In September 2000, then-French President Jacques Chirac dismissed the swirling tide of corruption accusations against him as not only unfounded, but so improbably fanciful he waved them off as "abracadabrantesque." Chroniclers of the attempt to try the 78-year-old Chirac on those allegations will doubtless use similarly magical language to describe the ex-president's fortune in avoiding his day in court. The sense that Chirac must be charmed increased further on Tuesday after a Paris criminal tribunal ruled to suspend the corruption proceedings that had begun only the previous day, when a co-defendant petitioned for a portion of the case to bereviewed as legally valid before continuing further.
The decision prolongs the epic struggle between Chirac and the French legal system. It also leaves his corruption trial that began March 7 hanging until a cassation court examines how the expiration of the statute of limitations in one part of the case affects the rest of it. Awaiting that ruling, judges decided to suspend proceedings in both halves of the dossier until sometime in mid-June. That brought the first criminal trial of a French leader since the World War II era to a screeching halt, and makes some observers wonder if Chirac might yet find a way to entirely avoid facing judges on accusations that have dogged him for nearly 20 years and for which one of his closest political allies has already been convicted. But despite his apparently Houdini-esque success in keeping out of court thus far, it seems almost certain Chirac will finally face magistrates in the coming months.
The trial centers on allegations that, during his time as mayor of Paris in the 1990s, Chirac embezzled and otherwise abused public funds. Chirac held that position for 18 years, and used it along with his role as leader of the French right to mount successive presidential bids leading up to his ultimately successful 1995 Elysée run. The case against him maintains that while he was master of city hall, he hired members of his Rally for the Republic party (RPR, which has since morphed into the now-ruling rightist Union for a Popular Majority, or UMP) for fictional municipal jobs that paid out real salaries. In other words, his accusers charge, Chirac's scheme used public money to pay people who were working for the RPR and, more broadly, Chirac's own political and presidential ambitions. Chirac has acknowledged that party members and officials were hired by the city under his watch, something that isn't illegal under French law. But he has steadfastly denied the corruption charges leveled at him.

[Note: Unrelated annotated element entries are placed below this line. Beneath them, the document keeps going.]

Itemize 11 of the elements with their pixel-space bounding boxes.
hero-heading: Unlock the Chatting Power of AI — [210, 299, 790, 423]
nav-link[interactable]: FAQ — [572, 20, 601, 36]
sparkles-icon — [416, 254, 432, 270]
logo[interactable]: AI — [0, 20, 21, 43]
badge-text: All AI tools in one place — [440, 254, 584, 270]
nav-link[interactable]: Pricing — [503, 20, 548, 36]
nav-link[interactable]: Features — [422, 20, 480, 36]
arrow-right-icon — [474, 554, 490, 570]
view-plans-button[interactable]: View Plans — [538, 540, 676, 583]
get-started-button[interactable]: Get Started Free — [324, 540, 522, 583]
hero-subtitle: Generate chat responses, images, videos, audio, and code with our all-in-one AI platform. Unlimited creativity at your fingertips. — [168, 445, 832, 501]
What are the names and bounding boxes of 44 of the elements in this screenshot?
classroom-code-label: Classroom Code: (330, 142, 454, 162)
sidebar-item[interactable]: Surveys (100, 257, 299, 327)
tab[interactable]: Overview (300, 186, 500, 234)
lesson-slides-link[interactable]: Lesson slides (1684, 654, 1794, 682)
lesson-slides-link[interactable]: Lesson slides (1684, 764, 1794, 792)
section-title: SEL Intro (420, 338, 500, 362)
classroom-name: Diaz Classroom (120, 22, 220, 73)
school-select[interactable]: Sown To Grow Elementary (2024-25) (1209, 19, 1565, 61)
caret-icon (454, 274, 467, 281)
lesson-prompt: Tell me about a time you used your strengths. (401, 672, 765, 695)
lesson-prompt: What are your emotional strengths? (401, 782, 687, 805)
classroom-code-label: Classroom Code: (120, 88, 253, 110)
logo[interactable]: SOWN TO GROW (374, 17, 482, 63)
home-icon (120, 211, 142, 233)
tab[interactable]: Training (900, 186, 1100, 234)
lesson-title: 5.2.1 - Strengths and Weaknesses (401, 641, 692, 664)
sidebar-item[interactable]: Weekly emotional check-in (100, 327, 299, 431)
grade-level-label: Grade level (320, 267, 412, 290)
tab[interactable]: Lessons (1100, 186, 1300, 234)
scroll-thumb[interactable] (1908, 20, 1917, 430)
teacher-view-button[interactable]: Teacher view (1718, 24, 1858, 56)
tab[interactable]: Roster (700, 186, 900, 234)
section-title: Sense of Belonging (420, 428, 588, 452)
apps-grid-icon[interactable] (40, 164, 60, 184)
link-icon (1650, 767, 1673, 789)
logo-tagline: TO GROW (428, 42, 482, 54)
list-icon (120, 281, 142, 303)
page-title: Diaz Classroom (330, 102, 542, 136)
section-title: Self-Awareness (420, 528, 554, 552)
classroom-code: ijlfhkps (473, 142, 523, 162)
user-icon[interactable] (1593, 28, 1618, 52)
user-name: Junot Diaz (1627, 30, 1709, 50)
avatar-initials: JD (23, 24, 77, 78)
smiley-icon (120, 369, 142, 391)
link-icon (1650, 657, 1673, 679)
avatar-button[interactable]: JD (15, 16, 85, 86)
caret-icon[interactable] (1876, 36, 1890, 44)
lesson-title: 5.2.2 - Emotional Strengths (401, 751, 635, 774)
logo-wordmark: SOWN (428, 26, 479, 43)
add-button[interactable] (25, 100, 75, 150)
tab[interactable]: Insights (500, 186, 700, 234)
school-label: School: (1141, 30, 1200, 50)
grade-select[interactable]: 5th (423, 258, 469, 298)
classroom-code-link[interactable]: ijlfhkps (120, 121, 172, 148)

But Chirac's enduring ability to side-step the legal examination of those accusations has led many to wonder why a self-declared innocent man is so determined to stay out of court. Up until the very moment his second term ended in 2007, Chirac cited presidential immunity in refusing to cooperate with investigators. Once out of office, his lawyers used legal maneuvers to delay answering questions for as long as possible. Chirac also seemed to get help from a French political elite apparently disinclined to see one of its own face trial. The politically appointed Paris prosecutor, for example, decided there was insufficient evidence in one legal inquiry against Chirac to prosecute in court a decision later over-ruled by an independent magistrate who sent it to trial on corruption charges. And last year, Socialist politicians who now rule Paris agreed to drop their civil case against Chirac when he and the UMP agreed to reimburse nearly $3 million in public funds purportedly lost to the scheme.
But that failed to dissuade justice authorities, who last year decided to group two different investigations involving 28 allegedly bogus jobs into the single trial that began Monday. They've been joined by anti-corruption groups who filed civil suits against Chirac who did not appear in court for the trial's opening. Almost immediately, however, a co-defendant's lawyer asked whether expired statutes of limitations in one part of the case didn't undermine the constitutionality of trying both halves of the case together a question judges decided merited further examination, and ordered the proceedings suspended. Despite the (temporary) reprieve, Chirac was apparently chagrined by the decision.
"I want to underline that neither [Jacques] Chirac nor his lawyers had anything to do with this motion, and never sought for proceedings to be delayed," Chirac attorney Georges Kiejman told LCI television after Tuesday's suspension. "President Chirac will not be pleased about this because it is his wish to testify before the tribunal and establish his innocence."
If so, it's a shared desire. Though Chirac remains one of France's best-loved politicians, 77% of poll respondents said on the eve of the trial that they want to see him judged in the case. That will require some patience, but in a few months Chirac should finally appear in court. Unless the trial is delayed again as if by magic.